The new company will develop a rapid and sensitive instrument for detecting and analyzing infectious agents in the air and water. Olink said that the primary customer for the instrument is FMV, a Swedish defense material procurement agency.
The instrument is based on a technique developed by Uppsala University researchers for detecting single biomolecules and particles.
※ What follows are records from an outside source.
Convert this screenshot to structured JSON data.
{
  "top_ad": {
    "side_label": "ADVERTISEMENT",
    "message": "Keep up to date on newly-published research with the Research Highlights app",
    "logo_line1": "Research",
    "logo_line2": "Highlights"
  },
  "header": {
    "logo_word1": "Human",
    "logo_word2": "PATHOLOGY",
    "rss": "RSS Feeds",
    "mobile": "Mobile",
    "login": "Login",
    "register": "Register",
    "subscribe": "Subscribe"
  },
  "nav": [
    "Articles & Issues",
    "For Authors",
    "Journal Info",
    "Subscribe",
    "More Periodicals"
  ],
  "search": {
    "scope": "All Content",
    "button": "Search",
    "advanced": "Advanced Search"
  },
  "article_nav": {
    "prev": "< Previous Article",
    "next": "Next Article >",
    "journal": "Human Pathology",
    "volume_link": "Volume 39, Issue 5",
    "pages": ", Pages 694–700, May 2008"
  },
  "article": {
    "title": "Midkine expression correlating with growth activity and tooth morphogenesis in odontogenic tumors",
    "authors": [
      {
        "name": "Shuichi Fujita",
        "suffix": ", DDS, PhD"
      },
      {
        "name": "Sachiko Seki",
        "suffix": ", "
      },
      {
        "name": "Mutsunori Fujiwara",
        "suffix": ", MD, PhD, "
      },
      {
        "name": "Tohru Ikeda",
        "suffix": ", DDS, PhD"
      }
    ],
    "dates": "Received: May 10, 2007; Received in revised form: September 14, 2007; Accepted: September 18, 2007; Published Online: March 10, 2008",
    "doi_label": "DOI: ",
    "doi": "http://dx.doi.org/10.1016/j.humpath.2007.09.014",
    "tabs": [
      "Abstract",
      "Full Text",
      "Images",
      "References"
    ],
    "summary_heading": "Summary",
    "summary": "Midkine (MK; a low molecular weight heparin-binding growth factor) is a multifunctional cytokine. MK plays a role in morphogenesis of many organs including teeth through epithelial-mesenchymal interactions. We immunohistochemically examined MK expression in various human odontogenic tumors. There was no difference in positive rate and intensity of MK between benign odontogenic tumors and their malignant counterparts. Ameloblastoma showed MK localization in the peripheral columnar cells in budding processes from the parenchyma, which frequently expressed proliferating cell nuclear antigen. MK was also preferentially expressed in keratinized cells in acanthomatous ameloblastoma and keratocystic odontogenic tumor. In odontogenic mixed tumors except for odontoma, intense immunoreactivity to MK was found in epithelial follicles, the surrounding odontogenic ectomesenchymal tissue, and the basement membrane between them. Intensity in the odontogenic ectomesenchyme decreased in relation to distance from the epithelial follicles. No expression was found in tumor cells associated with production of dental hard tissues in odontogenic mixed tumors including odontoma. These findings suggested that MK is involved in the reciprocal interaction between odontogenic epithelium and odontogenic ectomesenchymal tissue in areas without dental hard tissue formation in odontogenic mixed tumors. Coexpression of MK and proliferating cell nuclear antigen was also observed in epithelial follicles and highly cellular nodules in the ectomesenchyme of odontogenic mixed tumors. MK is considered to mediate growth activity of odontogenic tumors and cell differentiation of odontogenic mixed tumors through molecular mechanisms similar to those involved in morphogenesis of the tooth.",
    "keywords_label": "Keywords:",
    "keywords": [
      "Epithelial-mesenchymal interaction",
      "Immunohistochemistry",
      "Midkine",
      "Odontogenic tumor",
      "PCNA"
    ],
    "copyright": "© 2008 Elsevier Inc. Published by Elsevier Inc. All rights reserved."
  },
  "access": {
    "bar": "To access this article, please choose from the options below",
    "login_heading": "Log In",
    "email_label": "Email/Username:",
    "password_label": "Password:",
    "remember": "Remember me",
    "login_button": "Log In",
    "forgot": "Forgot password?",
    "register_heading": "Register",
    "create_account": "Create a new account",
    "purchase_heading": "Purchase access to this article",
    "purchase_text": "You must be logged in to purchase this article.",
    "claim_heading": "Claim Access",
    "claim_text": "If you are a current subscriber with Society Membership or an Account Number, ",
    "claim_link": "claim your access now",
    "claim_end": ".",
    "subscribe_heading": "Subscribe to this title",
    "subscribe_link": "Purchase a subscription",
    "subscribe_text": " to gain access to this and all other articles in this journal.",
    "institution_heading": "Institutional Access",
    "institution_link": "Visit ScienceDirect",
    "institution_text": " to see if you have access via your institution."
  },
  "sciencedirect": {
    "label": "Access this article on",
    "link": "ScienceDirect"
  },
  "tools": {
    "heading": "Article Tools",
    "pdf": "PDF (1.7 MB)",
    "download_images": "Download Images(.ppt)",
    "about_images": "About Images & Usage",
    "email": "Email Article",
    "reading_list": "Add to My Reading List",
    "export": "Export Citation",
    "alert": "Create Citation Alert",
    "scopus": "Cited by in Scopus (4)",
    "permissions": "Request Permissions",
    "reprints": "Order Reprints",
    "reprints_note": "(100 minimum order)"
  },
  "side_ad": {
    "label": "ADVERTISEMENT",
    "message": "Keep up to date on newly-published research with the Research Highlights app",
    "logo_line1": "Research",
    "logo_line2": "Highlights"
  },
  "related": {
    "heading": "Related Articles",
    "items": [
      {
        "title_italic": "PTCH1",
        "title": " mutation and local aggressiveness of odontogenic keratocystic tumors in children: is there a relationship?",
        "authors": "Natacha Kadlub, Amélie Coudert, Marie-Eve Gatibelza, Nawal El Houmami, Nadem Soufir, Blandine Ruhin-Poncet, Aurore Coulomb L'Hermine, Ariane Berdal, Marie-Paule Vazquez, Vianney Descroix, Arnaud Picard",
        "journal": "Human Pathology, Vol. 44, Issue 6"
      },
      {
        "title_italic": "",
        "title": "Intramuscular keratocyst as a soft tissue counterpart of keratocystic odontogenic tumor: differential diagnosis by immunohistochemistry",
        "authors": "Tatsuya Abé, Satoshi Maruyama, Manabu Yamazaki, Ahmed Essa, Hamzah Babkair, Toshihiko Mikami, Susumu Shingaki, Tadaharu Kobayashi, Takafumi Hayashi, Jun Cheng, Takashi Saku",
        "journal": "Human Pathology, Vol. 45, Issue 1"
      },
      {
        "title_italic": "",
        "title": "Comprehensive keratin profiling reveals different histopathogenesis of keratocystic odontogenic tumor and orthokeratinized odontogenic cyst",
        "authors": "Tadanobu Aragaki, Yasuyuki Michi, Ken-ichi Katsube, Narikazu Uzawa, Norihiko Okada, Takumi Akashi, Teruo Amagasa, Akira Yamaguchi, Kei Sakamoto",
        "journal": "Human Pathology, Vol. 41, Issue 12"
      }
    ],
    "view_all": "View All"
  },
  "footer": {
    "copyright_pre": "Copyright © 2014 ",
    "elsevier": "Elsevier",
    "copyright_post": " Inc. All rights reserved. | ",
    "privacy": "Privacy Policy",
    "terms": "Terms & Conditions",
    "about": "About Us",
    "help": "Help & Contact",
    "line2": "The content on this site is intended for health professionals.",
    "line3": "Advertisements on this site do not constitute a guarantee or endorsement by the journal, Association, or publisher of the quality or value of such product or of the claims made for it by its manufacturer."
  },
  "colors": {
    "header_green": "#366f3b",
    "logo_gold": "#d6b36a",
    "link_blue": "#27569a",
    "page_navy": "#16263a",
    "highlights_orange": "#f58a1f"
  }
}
Q-linea will develop the instrument, while Olink is responsible for developing reagents for the platform.
France’s Biométhodes Inks Licensing Option for Biofuel IP from Virginia Tech
French biotech firm Biométhodes has taken an exclusive, worldwide option from Virginia Tech Intellectual Properties to license multiple technologies for converting biomass to bioethanol and biohydrogen.
The process was invented by Percival Zhang, assistant professor of biological systems engineering in the College of Agriculture and Life Sciences at Virginia Tech.
Biométhodes, based in Evry, and Virginia Tech said that they envision an integrated biorefinery pilot plant in Virginia to advance the process for converting biomass into ethanol and valuable co-products, focusing especially on biomass pre-treatment.
The process for transformation of biomass into hydrogen will be developed in France and will be validated through a biohydrogen fuel cell prototype and small-scale model car, Virginia Tech said.